Few writers have been as widely read and followed like Peter Roebuck and fewer still, have affected passionate followers of the game, including yours truly, like he did. Be it that space on the top right corner of The Hindu, or the magazine pane on the ESPNcricinfo homepage, Roebuck really did make me scrounge around, looking for every last word he wrote. Each sentence struck a chord with me instantly, sometimes with a ten-second delay, when I had to re-read it to understand what he actually meant.
While he sometimes sounded a touch controversial, being blatant and forthright with his criticism, the lines he wrote, like those of any good writer, could be recalled almost at will, and you could ruminate on and appreciate them for hours at end. Roebuck’s portraits and profiles of people scythed through their personae, dissecting them into parts you never knew existed. Again, at the end of it, you would nod in agreement and curse yourself for not having noticed it before.
I was another of those fans bound by strong ties of nationalism, and could not accept the fact that the Aussies really were near-invincible, in the Warne-Mcgrath era, or whatever you wish to call it. Reading his pieces during those times, it seemed, to my narrow vision, that he was being biased towards them. And, for a long time, I thought he was another of those Aussies (no offense) blowing his own trumpet.
Reading this Suresh Menon piece, changed my perception on the man, and eventually, the game itself. One of Roebuck’s books, It never rains, features in that list, and, he being one of the few writers I read then, I immediately followed the hyperlink. Now here was an Englishman, another among those there-or-thereabouts cricketers who never succeeded at the highest level, filled with his own insecurities about his game, yet, possessing that knack of having a conversion rate that any cricketer would have envied, in converting what he saw to what he wrote.
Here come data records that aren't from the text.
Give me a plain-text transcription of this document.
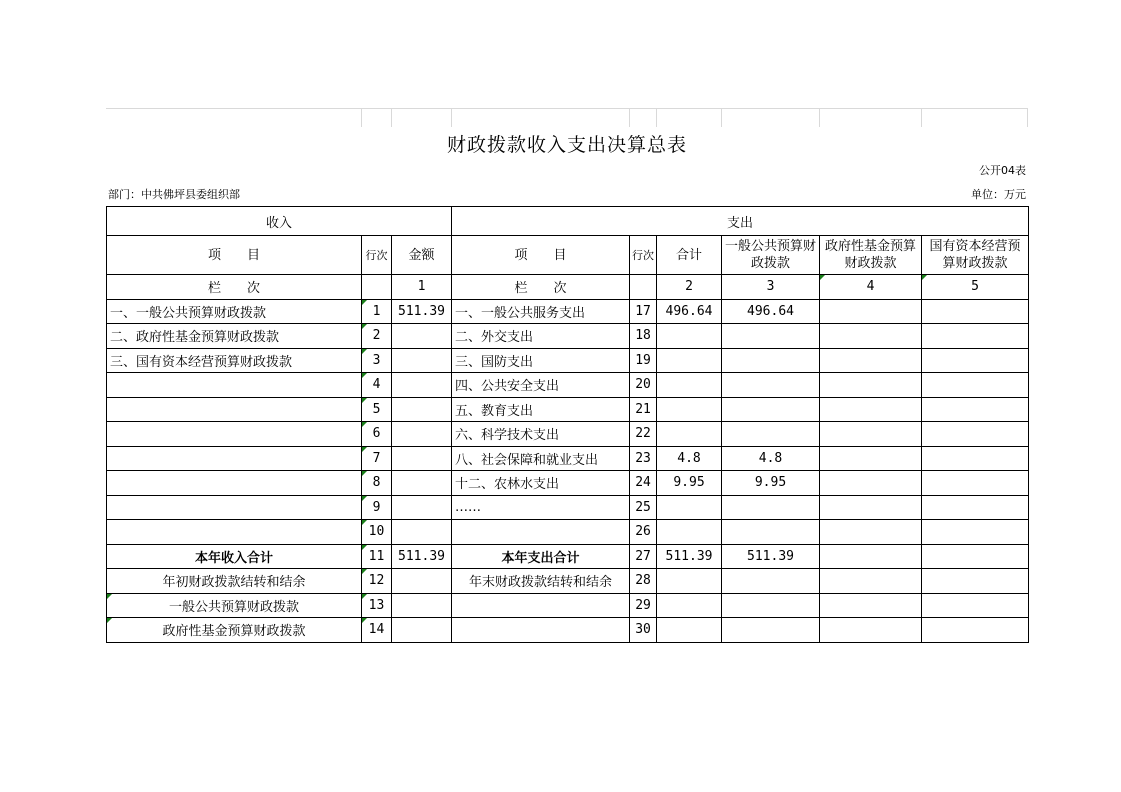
财政拨款收入支出决算总表
公开04表
部门：中共佛坪县委组织部	单位：万元
收入			支出					
项　　目	行次	金额	项　　目	行次	合计	一般公共预算财政拨款	政府性基金预算财政拨款	国有资本经营预算财政拨款
栏　　次		1	栏　　次		2	3	4	5
一、一般公共预算财政拨款	1	511.39	一、一般公共服务支出	17	496.64	496.64		
二、政府性基金预算财政拨款	2		二、外交支出	18				
三、国有资本经营预算财政拨款	3		三、国防支出	19				
	4		四、公共安全支出	20				
	5		五、教育支出	21				
	6		六、科学技术支出	22				
	7		八、社会保障和就业支出	23	4.8	4.8		
	8		十二、农林水支出	24	9.95	9.95		
	9		……	25				
	10			26				
本年收入合计	11	511.39	本年支出合计	27	511.39	511.39		
年初财政拨款结转和结余	12		年末财政拨款结转和结余	28				
一般公共预算财政拨款	13			29				
政府性基金预算财政拨款	14			30				
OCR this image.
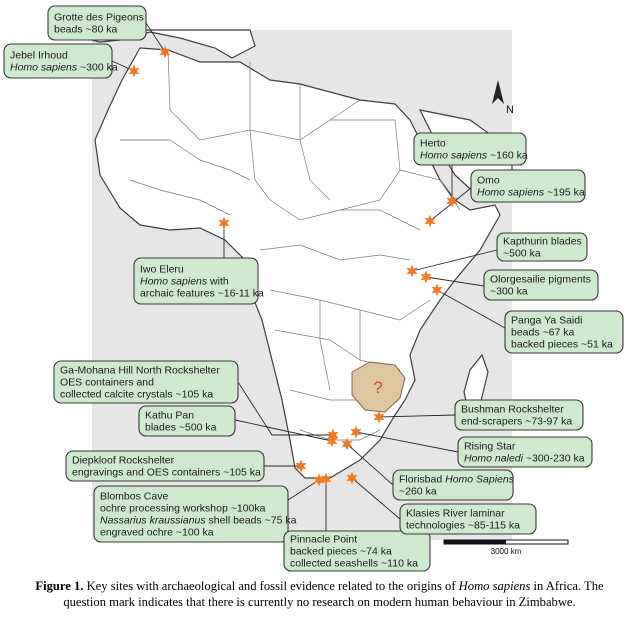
?
N
3000 km
Grotte des Pigeons
beads ~80 ka
Jebel Irhoud
Homo sapiens ~300 ka
Herto
Homo sapiens ~160 ka
Omo
Homo sapiens ~195 ka
Kapthurin blades
~500 ka
Olorgesailie pigments
~300 ka
Panga Ya Saidi
beads ~67 ka
backed pieces ~51 ka
Iwo Eleru
Homo sapiens with
archaic features ~16-11 ka
Ga-Mohana Hill North Rockshelter
OES containers and
collected calcite crystals ~105 ka
Kathu Pan
blades ~500 ka
Diepkloof Rockshelter
engravings and OES containers ~105 ka
Blombos Cave
ochre processing workshop ~100ka
Nassarius kraussianus shell beads ~75 ka
engraved ochre ~100 ka
Pinnacle Point
backed pieces ~74 ka
collected seashells ~110 ka
Bushman Rockshelter
end-scrapers ~73-97 ka
Rising Star
Homo naledi ~300-230 ka
Florisbad Homo Sapiens
~260 ka
Klasies River laminar
technologies ~85-115 ka
Figure 1. Key sites with archaeological and fossil evidence related to the origins of Homo sapiens in Africa. The question mark indicates that there is currently no research on modern human behaviour in Zimbabwe.
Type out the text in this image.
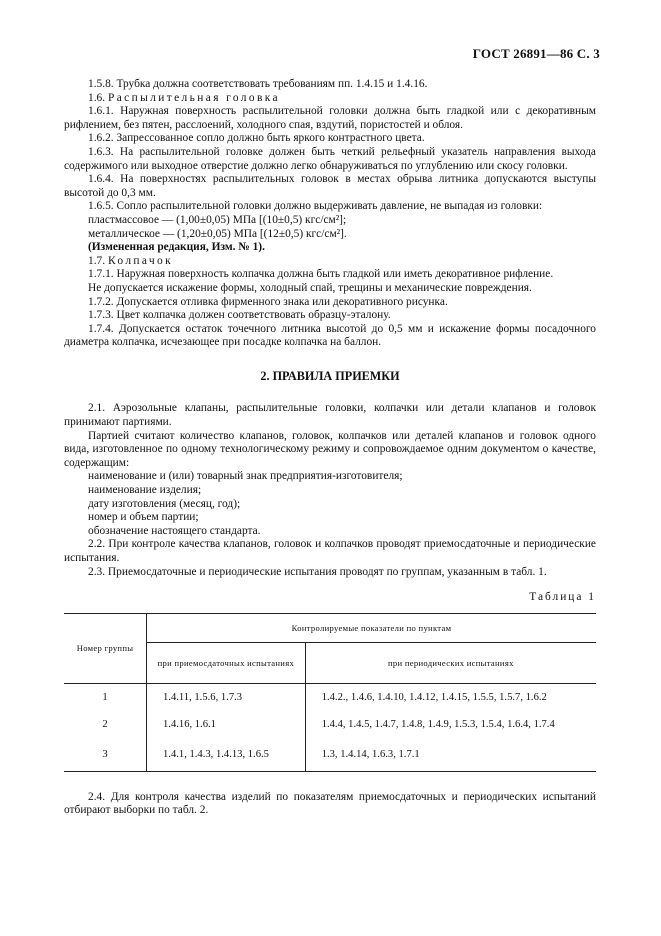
ГОСТ 26891—86 С. 3

1.5.8. Трубка должна соответствовать требованиям пп. 1.4.15 и 1.4.16.

1.6. Распылительная головка

1.6.1. Наружная поверхность распылительной головки должна быть гладкой или с декоративным рифлением, без пятен, расслоений, холодного спая, вздутий, пористостей и облоя.

1.6.2. Запрессованное сопло должно быть яркого контрастного цвета.

1.6.3. На распылительной головке должен быть четкий рельефный указатель направления выхода содержимого или выходное отверстие должно легко обнаруживаться по углублению или скосу головки.

1.6.4. На поверхностях распылительных головок в местах обрыва литника допускаются выступы высотой до 0,3 мм.

1.6.5. Сопло распылительной головки должно выдерживать давление, не выпадая из головки:

пластмассовое — (1,00±0,05) МПа [(10±0,5) кгс/см²];

металлическое — (1,20±0,05) МПа [(12±0,5) кгс/см²].

(Измененная редакция, Изм. № 1).

1.7. Колпачок

1.7.1. Наружная поверхность колпачка должна быть гладкой или иметь декоративное рифление.

Не допускается искажение формы, холодный спай, трещины и механические повреждения.

1.7.2. Допускается отливка фирменного знака или декоративного рисунка.

1.7.3. Цвет колпачка должен соответствовать образцу-эталону.

1.7.4. Допускается остаток точечного литника высотой до 0,5 мм и искажение формы посадочного диаметра колпачка, исчезающее при посадке колпачка на баллон.

2. ПРАВИЛА ПРИЕМКИ

2.1. Аэрозольные клапаны, распылительные головки, колпачки или детали клапанов и головок принимают партиями.

Партией считают количество клапанов, головок, колпачков или деталей клапанов и головок одного вида, изготовленное по одному технологическому режиму и сопровождаемое одним документом о качестве, содержащим:

наименование и (или) товарный знак предприятия-изготовителя;

наименование изделия;

дату изготовления (месяц, год);

номер и объем партии;

обозначение настоящего стандарта.

2.2. При контроле качества клапанов, головок и колпачков проводят приемосдаточные и периодические испытания.

2.3. Приемосдаточные и периодические испытания проводят по группам, указанным в табл. 1.

Таблица 1

Номер группы	Контролируемые показатели по пунктам	
	при приемосдаточных испытаниях	при периодических испытаниях
1	1.4.11, 1.5.6, 1.7.3	1.4.2., 1.4.6, 1.4.10, 1.4.12, 1.4.15, 1.5.5, 1.5.7, 1.6.2
2	1.4.16, 1.6.1	1.4.4, 1.4.5, 1.4.7, 1.4.8, 1.4.9, 1.5.3, 1.5.4, 1.6.4, 1.7.4
3	1.4.1, 1.4.3, 1.4.13, 1.6.5	1.3, 1.4.14, 1.6.3, 1.7.1

2.4. Для контроля качества изделий по показателям приемосдаточных и периодических испытаний отбирают выборки по табл. 2.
Kerry O’Keefe, in an interview soon after his death, describes Roebuck as a bookworm, wearing “coca-cola bottle glasses”. Perhaps, behind those Coke bottles, was an electron microscope of the highest resolution, for I have never heard of a writer with greater attention to detail. While you can get away with being an average commentator on a television channel, using those mundane clichés over and over again, it never is an option as a writer. It is an art which requires an eye for the seemingly unobvious, to detail which is invisible to the mere mortal. Roebuck had two of those eyes, and perhaps a third, which was why his remained one of the very few unpartisan voices in an increasingly biased world.
He was a colossus, no less, and that space, be it on newspapers or on ESPNcricinfo, will be hard to fill. Early morning coffees will never be the same again, without those powerful, witty thoughts for company.